The answer to that question may surprise you. Not all of them are made of what their names suggest.
We’ve put together this quick guide to help you learn more about bronze, silver, and gold Olympic medals.
So keep reading below!
What Are the Olympic Medals Made Of?
The exact make-up of the Olympic medals can vary depending on which country makes them. But not all of them are what they seem.
Here’s a brief look at each Olympic medal and how they’re made.
The bronze Olympic medal is made of mostly copper, but it does contain 5% zinc.
This isn’t unusual.
After all, bronze itself is an alloy that consists largely of copper with a few additional ingredients, like zinc, thrown into the mix. In other words, the bronze medal is made of actual bronze.
Like the bronze medal, the silver Olympic medal is made of 100% silver.
If you’re following the pattern, you might assume that the gold Olympic medal is made of—that’s right—pure gold. But you’d be wrong.
In fact, the gold medal barely contains any gold at all.
The International Olympic Committee requires Olympic gold medals to contain at least 6 grams of gold. The rest of the medal is made of silver. When it’s all put together, this balances out to about 98.8% silver and 1.2% gold.
How Much Are Olympic Medals Worth?
They’re worth a lot less than you think.
You spend more money on a cup of coffee than you would if you decided to buy a bronze medal. An average cup of Starbucks coffee costs about $3.25, but the Olympic bronze medal is only worth approximately $2.38.
You’d have to give your 13-year-old teenager 4 and a half bronze medals every week to meet the average allowance of most families.
When compared to bronze medals, silver medals are worth quite a bit more. The average value for an Olympic silver medal is about $315. While this seems a bit higher, it’s still less than the average American spends on basic living expenses in three days.

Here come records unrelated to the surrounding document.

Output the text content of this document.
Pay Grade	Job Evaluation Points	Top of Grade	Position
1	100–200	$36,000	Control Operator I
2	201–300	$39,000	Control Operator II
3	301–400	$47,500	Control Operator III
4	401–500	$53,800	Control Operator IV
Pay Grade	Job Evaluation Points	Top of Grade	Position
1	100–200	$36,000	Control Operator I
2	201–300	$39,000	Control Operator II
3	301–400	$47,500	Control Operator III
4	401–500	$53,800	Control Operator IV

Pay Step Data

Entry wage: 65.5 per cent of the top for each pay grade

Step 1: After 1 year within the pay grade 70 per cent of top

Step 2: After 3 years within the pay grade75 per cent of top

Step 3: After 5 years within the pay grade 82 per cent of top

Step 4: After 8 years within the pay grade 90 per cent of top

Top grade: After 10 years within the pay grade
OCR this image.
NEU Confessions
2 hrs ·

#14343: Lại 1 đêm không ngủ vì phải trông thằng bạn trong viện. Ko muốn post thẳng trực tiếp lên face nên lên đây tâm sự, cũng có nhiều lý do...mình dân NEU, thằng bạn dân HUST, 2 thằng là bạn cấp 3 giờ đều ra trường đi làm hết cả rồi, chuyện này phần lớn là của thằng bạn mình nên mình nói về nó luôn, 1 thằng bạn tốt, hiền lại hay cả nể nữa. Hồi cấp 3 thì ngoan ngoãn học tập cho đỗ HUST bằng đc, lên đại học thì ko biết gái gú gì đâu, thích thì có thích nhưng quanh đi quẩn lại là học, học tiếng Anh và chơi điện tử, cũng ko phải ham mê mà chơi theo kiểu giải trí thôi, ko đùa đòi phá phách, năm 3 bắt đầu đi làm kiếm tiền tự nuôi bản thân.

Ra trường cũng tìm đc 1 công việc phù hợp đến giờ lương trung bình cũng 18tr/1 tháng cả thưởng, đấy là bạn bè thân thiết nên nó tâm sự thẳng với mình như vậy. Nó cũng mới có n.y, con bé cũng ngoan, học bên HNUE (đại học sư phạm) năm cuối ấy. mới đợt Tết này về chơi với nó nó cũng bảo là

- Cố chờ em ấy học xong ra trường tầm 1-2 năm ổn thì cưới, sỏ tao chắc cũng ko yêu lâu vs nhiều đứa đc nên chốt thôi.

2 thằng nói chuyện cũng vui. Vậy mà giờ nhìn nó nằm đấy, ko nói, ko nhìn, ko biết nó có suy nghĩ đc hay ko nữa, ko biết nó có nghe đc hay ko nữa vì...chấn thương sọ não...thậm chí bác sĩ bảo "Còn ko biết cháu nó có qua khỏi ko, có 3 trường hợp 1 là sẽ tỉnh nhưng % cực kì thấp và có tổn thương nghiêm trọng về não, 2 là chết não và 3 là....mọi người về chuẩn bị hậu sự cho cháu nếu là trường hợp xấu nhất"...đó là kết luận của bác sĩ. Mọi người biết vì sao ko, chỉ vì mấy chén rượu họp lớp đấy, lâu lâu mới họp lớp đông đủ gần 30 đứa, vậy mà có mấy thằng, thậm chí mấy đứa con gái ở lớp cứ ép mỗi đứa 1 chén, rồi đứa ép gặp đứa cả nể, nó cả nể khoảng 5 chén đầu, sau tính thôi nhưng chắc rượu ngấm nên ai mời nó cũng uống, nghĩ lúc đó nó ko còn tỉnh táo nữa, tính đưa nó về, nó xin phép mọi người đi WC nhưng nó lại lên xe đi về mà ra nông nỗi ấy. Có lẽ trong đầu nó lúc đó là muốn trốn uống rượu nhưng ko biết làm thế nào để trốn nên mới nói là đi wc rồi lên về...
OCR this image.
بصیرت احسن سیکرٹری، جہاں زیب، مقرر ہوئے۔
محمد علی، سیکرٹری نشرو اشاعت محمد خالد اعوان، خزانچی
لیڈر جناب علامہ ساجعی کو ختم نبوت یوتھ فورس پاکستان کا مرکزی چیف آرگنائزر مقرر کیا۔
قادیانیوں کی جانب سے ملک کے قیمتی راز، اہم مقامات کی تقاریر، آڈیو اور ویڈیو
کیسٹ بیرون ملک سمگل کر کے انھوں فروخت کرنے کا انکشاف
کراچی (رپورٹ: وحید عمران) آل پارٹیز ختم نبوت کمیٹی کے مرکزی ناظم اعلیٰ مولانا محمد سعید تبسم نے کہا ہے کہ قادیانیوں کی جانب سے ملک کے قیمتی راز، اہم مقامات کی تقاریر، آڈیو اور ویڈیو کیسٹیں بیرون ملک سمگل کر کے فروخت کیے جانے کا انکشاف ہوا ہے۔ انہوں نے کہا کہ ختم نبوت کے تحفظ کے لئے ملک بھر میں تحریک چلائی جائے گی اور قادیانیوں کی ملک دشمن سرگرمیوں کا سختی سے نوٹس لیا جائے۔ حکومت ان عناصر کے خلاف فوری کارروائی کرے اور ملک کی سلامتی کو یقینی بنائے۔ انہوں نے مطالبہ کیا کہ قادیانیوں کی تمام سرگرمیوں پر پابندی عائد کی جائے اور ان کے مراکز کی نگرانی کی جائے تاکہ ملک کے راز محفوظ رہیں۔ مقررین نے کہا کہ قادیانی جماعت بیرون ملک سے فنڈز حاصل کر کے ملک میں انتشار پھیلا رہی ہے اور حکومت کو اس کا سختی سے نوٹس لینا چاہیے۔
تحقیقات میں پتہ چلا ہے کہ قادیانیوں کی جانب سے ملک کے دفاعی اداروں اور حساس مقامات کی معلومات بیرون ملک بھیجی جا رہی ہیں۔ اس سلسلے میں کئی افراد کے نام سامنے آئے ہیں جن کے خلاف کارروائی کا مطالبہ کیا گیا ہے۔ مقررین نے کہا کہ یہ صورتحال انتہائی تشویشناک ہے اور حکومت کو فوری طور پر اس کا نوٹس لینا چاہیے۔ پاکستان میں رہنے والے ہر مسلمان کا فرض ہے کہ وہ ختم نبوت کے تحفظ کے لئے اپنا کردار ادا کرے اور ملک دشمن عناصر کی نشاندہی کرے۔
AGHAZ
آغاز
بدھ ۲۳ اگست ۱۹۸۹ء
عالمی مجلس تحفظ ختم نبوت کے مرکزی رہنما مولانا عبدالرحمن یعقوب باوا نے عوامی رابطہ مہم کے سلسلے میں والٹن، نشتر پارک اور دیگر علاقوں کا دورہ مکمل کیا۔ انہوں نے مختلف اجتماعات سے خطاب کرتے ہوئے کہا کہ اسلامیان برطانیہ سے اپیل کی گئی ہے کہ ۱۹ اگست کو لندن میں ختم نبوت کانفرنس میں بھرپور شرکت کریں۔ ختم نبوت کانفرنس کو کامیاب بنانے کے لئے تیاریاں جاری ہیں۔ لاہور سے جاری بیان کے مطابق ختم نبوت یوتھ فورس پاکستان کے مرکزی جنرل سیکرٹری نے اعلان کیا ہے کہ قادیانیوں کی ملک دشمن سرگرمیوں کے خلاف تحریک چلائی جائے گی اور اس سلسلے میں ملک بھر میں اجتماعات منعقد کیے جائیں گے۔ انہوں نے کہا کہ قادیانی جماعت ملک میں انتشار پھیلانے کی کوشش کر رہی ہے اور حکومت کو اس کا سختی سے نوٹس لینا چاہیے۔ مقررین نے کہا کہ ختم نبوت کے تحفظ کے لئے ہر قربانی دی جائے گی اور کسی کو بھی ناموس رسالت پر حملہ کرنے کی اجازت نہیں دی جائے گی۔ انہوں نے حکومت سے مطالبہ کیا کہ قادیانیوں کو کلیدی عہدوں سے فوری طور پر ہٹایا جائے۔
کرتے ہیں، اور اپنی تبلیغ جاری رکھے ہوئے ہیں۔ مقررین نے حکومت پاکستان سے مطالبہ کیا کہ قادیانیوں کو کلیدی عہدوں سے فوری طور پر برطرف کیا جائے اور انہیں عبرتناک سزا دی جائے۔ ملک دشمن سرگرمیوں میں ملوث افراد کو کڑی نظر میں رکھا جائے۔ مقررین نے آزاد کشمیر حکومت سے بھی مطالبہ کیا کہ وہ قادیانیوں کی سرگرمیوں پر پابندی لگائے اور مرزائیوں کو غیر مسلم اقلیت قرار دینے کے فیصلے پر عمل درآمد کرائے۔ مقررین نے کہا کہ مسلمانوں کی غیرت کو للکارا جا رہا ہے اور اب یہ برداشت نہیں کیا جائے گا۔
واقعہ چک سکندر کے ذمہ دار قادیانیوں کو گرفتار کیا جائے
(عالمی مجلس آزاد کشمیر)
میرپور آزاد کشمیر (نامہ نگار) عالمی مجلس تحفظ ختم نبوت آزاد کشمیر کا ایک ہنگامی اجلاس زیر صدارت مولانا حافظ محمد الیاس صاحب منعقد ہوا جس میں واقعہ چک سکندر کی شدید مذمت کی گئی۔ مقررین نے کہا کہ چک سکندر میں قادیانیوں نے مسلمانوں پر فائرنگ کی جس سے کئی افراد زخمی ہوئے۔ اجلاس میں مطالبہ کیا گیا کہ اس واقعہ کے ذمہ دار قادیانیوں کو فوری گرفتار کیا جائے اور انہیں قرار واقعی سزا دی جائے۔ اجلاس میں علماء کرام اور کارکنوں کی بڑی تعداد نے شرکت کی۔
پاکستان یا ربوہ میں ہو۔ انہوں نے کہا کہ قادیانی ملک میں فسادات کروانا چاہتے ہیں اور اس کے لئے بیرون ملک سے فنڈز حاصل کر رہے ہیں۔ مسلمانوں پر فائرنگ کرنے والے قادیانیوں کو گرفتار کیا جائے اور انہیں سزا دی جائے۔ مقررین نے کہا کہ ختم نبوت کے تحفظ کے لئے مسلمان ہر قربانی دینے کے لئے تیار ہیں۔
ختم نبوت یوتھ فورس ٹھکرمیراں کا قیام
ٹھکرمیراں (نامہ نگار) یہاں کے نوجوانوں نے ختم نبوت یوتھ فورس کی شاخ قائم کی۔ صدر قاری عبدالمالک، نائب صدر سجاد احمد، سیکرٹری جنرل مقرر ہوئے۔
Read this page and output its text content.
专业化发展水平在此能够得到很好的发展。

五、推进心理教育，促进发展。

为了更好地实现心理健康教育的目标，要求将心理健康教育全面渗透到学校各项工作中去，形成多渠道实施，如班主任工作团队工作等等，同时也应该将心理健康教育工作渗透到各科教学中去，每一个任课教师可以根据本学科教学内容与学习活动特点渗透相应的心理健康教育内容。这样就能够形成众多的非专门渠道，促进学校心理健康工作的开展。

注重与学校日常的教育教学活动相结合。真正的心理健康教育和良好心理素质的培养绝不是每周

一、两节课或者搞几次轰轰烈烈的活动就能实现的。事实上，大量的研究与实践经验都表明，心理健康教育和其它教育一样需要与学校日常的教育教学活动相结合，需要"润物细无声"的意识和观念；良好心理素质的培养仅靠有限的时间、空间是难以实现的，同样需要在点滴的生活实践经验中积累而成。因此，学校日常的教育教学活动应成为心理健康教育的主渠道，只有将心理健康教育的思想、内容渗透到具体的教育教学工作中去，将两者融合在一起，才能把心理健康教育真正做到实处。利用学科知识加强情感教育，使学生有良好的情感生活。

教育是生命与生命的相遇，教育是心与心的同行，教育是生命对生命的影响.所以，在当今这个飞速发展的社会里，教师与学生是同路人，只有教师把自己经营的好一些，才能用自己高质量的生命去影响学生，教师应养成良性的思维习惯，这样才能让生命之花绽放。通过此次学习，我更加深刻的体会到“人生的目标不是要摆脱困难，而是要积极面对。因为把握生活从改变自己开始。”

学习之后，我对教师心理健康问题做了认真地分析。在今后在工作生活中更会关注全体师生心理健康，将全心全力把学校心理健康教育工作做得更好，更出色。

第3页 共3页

The gold Olympic medal is valued at about $565. Again, though this amount is more than the silver medal, it is still less than most adults make from work in a single week.
But then again, the true value of an Olympic medal can’t be measured in dollar amounts.
Did the Olympics Always Have Medals?
The earliest Olympic winners, way back in ancient Greece, were awarded olive wreaths. Modern medals weren’t introduced until 1896, but even after that, other rewards, similar to the cups at www.trophiesplusmedals.co.uk, were used instead.
It wasn’t until 1904 that medals became a constant Olympic prize.
Understanding Olympic Medals
So what are the Olympic medals made of?
The bronze and silver medals are pretty straightforward, but the gold medals barely contain any gold at all. And even though they aren’t worth as much as you might expect, that doesn’t mean they aren’t valuable to the athletes who win them.